Albert Schweitzer à l'hôpital de Lambaréné
Albert Schweitzer à l'hôpital de Lambaréné © KEYSTONE Press/ZUMA PRESS/MAXPPP

Puis, de ce côté-ci de l'Atlantique, sauf dans son Alsace natale bien sûr, l'oubli a largement recouvert le vieux docteur : la place du casque colonial est dans le placard de l'histoire. Aux Etats-Unis, le président Obama lui a cependant rendu hommage quand il a reçu à son tour le Nobel de la Pais, le citant aux cotés de Luther King et de Mandela.

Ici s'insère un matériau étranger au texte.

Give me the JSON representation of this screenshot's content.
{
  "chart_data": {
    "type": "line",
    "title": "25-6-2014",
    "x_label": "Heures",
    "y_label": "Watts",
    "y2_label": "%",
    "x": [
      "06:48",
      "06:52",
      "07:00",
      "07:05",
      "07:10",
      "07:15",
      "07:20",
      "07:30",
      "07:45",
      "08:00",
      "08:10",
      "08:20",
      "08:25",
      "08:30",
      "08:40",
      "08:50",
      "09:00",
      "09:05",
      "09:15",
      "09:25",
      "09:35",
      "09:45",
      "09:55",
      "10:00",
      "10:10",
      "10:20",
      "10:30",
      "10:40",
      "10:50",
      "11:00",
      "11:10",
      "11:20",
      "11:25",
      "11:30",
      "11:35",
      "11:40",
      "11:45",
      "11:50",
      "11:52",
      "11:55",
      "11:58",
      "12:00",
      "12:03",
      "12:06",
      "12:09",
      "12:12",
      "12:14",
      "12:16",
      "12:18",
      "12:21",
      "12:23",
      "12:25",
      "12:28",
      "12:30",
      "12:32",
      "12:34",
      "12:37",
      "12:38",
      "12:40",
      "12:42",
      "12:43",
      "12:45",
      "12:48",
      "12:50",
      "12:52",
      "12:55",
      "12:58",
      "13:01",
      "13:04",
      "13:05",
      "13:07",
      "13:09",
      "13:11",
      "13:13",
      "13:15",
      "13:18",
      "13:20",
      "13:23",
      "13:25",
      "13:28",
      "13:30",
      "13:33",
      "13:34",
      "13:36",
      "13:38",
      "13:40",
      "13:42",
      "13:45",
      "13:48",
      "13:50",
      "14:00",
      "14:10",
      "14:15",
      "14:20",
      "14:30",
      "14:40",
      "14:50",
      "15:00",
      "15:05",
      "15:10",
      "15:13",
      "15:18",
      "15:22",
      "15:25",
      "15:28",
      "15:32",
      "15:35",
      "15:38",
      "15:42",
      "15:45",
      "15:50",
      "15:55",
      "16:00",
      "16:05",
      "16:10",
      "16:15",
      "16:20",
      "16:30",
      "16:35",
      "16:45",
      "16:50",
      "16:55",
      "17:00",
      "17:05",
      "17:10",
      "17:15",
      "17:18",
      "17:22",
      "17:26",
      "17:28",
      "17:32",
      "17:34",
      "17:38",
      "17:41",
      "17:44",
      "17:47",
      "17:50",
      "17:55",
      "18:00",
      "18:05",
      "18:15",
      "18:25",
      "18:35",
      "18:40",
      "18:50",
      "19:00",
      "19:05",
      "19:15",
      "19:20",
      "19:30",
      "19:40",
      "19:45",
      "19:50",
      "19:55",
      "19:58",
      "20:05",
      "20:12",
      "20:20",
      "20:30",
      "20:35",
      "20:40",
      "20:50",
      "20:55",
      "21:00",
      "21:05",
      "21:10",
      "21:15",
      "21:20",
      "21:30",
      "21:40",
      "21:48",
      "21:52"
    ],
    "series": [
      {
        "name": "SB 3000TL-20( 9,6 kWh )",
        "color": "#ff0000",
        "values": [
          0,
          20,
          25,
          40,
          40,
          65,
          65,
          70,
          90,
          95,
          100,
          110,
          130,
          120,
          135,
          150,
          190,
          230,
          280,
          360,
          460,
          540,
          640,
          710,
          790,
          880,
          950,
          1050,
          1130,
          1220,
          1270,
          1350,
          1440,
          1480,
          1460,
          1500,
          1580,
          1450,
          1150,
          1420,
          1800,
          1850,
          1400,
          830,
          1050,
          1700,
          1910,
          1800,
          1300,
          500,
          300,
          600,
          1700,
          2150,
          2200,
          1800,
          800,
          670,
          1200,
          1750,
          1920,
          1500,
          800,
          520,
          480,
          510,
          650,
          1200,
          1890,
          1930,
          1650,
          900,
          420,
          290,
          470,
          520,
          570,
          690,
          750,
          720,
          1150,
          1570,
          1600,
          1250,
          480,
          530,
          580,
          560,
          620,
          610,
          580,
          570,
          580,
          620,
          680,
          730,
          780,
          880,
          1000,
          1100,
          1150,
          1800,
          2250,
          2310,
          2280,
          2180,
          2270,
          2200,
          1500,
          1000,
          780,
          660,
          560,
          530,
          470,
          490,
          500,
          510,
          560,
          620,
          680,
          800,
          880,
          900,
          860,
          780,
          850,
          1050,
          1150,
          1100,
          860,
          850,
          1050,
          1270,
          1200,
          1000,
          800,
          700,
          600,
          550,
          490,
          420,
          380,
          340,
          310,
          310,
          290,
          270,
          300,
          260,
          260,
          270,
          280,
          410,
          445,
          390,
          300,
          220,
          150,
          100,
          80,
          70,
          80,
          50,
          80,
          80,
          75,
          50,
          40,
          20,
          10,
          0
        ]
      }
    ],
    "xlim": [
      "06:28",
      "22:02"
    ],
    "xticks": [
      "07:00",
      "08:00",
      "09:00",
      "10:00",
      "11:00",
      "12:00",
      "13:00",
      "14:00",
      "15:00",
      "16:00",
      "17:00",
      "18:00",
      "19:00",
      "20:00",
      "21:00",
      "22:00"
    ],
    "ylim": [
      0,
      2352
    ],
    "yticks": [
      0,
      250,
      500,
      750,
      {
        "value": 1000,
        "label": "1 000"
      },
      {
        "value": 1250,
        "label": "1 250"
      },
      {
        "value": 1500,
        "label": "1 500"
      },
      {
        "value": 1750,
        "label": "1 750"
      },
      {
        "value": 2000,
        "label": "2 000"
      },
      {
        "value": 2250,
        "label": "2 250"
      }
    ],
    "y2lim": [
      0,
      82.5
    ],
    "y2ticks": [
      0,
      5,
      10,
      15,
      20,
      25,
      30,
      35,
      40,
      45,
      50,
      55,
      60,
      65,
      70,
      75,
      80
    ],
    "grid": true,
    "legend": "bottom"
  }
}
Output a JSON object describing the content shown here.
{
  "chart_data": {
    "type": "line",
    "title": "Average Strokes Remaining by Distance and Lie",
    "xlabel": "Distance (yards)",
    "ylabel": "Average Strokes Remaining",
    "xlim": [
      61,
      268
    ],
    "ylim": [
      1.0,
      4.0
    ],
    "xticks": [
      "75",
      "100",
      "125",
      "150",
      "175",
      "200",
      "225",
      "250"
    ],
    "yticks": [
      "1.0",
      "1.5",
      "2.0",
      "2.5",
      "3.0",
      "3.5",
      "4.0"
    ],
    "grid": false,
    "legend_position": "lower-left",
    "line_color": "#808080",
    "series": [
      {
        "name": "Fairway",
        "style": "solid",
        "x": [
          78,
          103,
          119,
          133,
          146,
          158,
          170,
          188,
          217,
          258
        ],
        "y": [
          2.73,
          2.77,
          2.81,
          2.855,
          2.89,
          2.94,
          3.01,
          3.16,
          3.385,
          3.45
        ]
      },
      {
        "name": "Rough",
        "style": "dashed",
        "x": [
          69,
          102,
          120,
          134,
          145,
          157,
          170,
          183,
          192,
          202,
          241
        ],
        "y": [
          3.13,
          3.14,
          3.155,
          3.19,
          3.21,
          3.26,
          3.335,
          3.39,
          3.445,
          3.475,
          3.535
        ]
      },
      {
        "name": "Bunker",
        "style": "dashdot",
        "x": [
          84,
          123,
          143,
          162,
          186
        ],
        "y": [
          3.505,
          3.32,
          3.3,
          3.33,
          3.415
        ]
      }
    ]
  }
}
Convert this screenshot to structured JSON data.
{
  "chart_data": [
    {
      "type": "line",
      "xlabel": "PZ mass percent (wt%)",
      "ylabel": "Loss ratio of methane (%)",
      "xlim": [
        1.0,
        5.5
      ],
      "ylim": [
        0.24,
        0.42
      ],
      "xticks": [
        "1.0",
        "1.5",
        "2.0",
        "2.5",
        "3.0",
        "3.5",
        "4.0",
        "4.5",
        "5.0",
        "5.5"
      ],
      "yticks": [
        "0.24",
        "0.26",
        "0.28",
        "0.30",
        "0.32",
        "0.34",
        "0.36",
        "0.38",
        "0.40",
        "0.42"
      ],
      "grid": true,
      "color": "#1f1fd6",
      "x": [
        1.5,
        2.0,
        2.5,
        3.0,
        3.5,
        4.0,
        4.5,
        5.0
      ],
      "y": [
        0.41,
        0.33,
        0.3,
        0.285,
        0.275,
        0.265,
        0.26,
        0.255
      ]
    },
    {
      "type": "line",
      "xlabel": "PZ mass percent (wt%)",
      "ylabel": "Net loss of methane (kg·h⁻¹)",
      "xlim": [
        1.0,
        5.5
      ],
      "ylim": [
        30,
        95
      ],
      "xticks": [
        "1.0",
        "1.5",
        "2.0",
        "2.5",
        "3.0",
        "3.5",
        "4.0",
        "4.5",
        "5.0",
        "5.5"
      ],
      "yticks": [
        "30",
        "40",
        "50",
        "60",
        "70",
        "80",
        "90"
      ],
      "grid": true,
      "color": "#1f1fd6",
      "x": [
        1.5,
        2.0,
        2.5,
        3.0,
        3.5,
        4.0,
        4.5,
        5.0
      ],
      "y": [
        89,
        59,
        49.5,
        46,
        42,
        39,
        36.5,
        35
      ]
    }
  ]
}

Et en Afrique ? Schweitzer qui participait du vieux monde d'avant les indépendances a fait évidemment l'objet de polémiques violentes. Le gouvernement gabonais, sans lui construire un mausolée comme le congolais à Brazza, célèbre cependant le centenaire de son arrivée en Afrique. Et surnage le souvenir d'un Grand Blanc, exceptionnel parmi les Blancs. "Chez lui, dit un de ses vieux malades, tu savais que tu serais traité comme un homme."